Relationship between a numerical and a categorical variable

The previous page showed that the marginal relationship between two numerical variables, X and Y, can be very different from their conditional relationship for specific values of Z. The same can happen when X is a categorical variable.

Marginal and conditional relationships

When X is categorical (splitting the data into groups), there are again two different types relationship between Y and X, depending on whether or not we make use of a third variable, Z.

Marginal relationship
This is the observed relationship, ignoring any additional information that is available. The relationship can be summarised by the means of Y for the different groups (values of X).
Conditional relationships, given Z
These conditional relationships are described in the same way as the marginal relationship above, but are based on a subset of individuals with a particular value of Z.

The marginal relationship can again be very different from the conditional relationships, even changing 'direction'. This will be clearer in an example.

If the existence of a lurking variable Z is not recognised, the relationship between Y and X may be misrepresented.


Weights of fur seals

In 2012, a marine reserve was created. The diagram below shows the weights (kg) of seals that were observed along a coastline bordering the reserve in March 2013 and March 2014. In the notation above, the seal weight is Y and the year is a categorical variable, X.

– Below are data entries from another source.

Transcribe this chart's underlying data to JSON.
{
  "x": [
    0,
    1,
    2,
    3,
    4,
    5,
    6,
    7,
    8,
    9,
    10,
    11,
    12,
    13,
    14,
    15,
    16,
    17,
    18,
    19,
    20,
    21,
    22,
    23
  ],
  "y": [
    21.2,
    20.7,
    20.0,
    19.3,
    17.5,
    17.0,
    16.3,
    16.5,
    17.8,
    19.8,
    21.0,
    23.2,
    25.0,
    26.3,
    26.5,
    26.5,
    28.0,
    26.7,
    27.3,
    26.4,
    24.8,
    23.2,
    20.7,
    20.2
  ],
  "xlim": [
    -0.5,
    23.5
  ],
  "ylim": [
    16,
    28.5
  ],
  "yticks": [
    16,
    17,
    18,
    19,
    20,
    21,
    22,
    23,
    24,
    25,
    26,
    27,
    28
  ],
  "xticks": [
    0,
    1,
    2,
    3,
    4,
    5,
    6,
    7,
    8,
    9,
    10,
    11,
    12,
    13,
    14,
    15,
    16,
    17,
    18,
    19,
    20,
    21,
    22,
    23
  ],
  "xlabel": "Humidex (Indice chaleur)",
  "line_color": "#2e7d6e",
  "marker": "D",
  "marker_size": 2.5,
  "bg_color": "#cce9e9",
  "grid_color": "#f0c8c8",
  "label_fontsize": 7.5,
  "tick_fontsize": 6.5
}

Since the mean weight is lower in 2014, it is tempting to conclude that seals are smaller in 2014 than in 2013. (This is the marginal relationship between seal weight and year.)

Click the checkbox Slice. The seals were observed in four different colonies and colony is a categorical lurking variable. The diagram now shows seal weights from one colony, a conditional distribution. Drag the slider and observe that the mean weight of seals actually increased within each colony.

Marginal relationship between weight and time
In 2014, the ecologists had decided to collect more information about colonies containing immature seals. Since more seals were sampled from the colonies containing smaller seals, the overall mean was lower in 2004.
Conditional relationship for each colony
The increase in mean size in individual colonies is a better indication that the seal sizes have increased — in each colony, the seals appear to be bigger.

Although seal weights increased in all colonies in 2014, more seals were sampled from colonies containing smaller seals, so the overall (marginal) average seal weight decreased.